The consent distinction: The ethical line drawn by virtually every serious occult tradition that acknowledges psychic vampirism is consent. Drawing energy from someone who has knowingly agreed to provide it β€” understood within a relationship of mutual trust and benefit β€” is categorically different from extraction without the other person's knowledge or agreement. The former is comparable to any other energy-work exchange; the latter is understood as genuine harm, regardless of whether the target is aware of what is happening. The vampire community's development of explicit consent protocols reflects this ethical distinction.

What to Hold Carefully

The ontological question remains genuinely open. Whether psychic vampirism involves an actual transfer of a real non-physical vital force, or whether it is better explained as a sophisticated psychological dynamic that produces real physiological effects through known mechanisms (mirror neurons, stress response activation, emotional contagion), is not established by the available evidence. Both explanations are consistent with the reported phenomenology. The honest position is that something real is occurring β€” the depletion is real, the patterns are consistent across traditions β€” and that what exactly is being transferred remains uncertain.

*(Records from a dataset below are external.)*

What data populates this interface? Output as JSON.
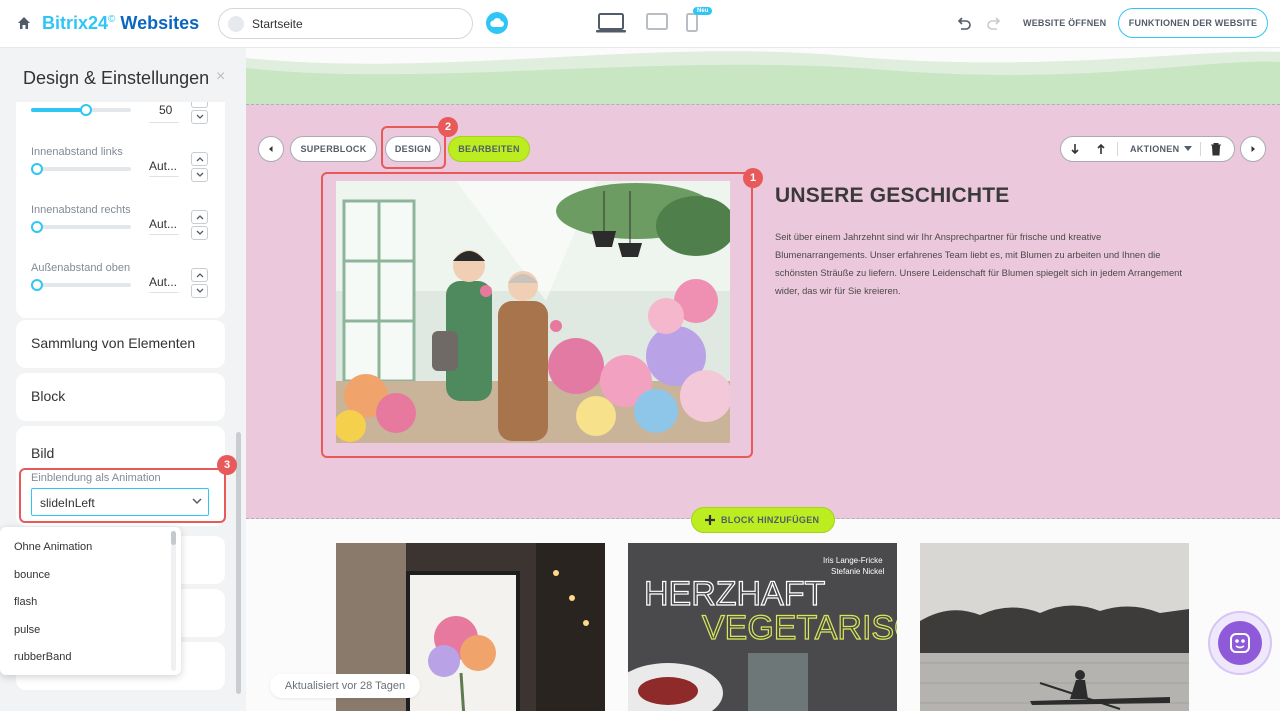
{
  "topbar": {
    "brand_part1": "Bitrix24",
    "brand_symbol": "©",
    "brand_part2": " Websites",
    "page_name": "Startseite",
    "new_badge": "Neu",
    "open_site": "WEBSITE ÖFFNEN",
    "site_features": "FUNKTIONEN DER WEBSITE"
  },
  "panel": {
    "title": "Design & Einstellungen",
    "close": "×",
    "top_slider_value": "50",
    "sliders": [
      {
        "label": "Innenabstand links",
        "value": "Aut..."
      },
      {
        "label": "Innenabstand rechts",
        "value": "Aut..."
      },
      {
        "label": "Außenabstand oben",
        "value": "Aut..."
      }
    ],
    "sections": {
      "collection": "Sammlung von Elementen",
      "block": "Block",
      "image": "Bild"
    },
    "animation_label": "Einblendung als Animation",
    "animation_value": "slideInLeft",
    "animation_options": [
      "Ohne Animation",
      "bounce",
      "flash",
      "pulse",
      "rubberBand"
    ]
  },
  "toolbar": {
    "superblock": "SUPERBLOCK",
    "design": "DESIGN",
    "edit": "BEARBEITEN",
    "actions": "AKTIONEN"
  },
  "callouts": {
    "one": "1",
    "two": "2",
    "three": "3"
  },
  "content": {
    "heading": "UNSERE GESCHICHTE",
    "paragraph": "Seit über einem Jahrzehnt sind wir Ihr Ansprechpartner für frische und kreative Blumenarrangements. Unser erfahrenes Team liebt es, mit Blumen zu arbeiten und Ihnen die schönsten Sträuße zu liefern. Unsere Leidenschaft für Blumen spiegelt sich in jedem Arrangement wider, das wir für Sie kreieren.",
    "add_block": "BLOCK HINZUFÜGEN",
    "updated": "Aktualisiert vor 28 Tagen",
    "book_authors": "Iris Lange-Fricke\nStefanie Nickel",
    "book_title_1": "HERZHAFT",
    "book_title_2": "VEGETARISCH"
  },
  "colors": {
    "accent": "#2fc6f6",
    "green_button": "#bbed21",
    "section_bg": "#ecc8dc",
    "highlight": "#e8595a"
  }
}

Self-identified vampirism requires compassion, not condemnation. The person who experiences themselves as needing to draw vital force from others is describing a real experience of depletion and deficit β€” regardless of its ultimate mechanism. The occult framework of psychic vampirism can become a way of understanding and managing this experience rather than acting it out unconsciously. Condemning the identity is less useful than understanding what deficit it is pointing at and what genuine sources of restoration might address it.

The predatory use is real and harmful. The deliberate use of psychic vampirism techniques on non-consenting individuals β€” whether understood in energetic or psychological terms β€” constitutes genuine harm. The harm is not diminished by uncertainty about the mechanism. Someone who deliberately depletes another person's vital resources, by whatever means, has done something ethically serious regardless of what framework they operate in.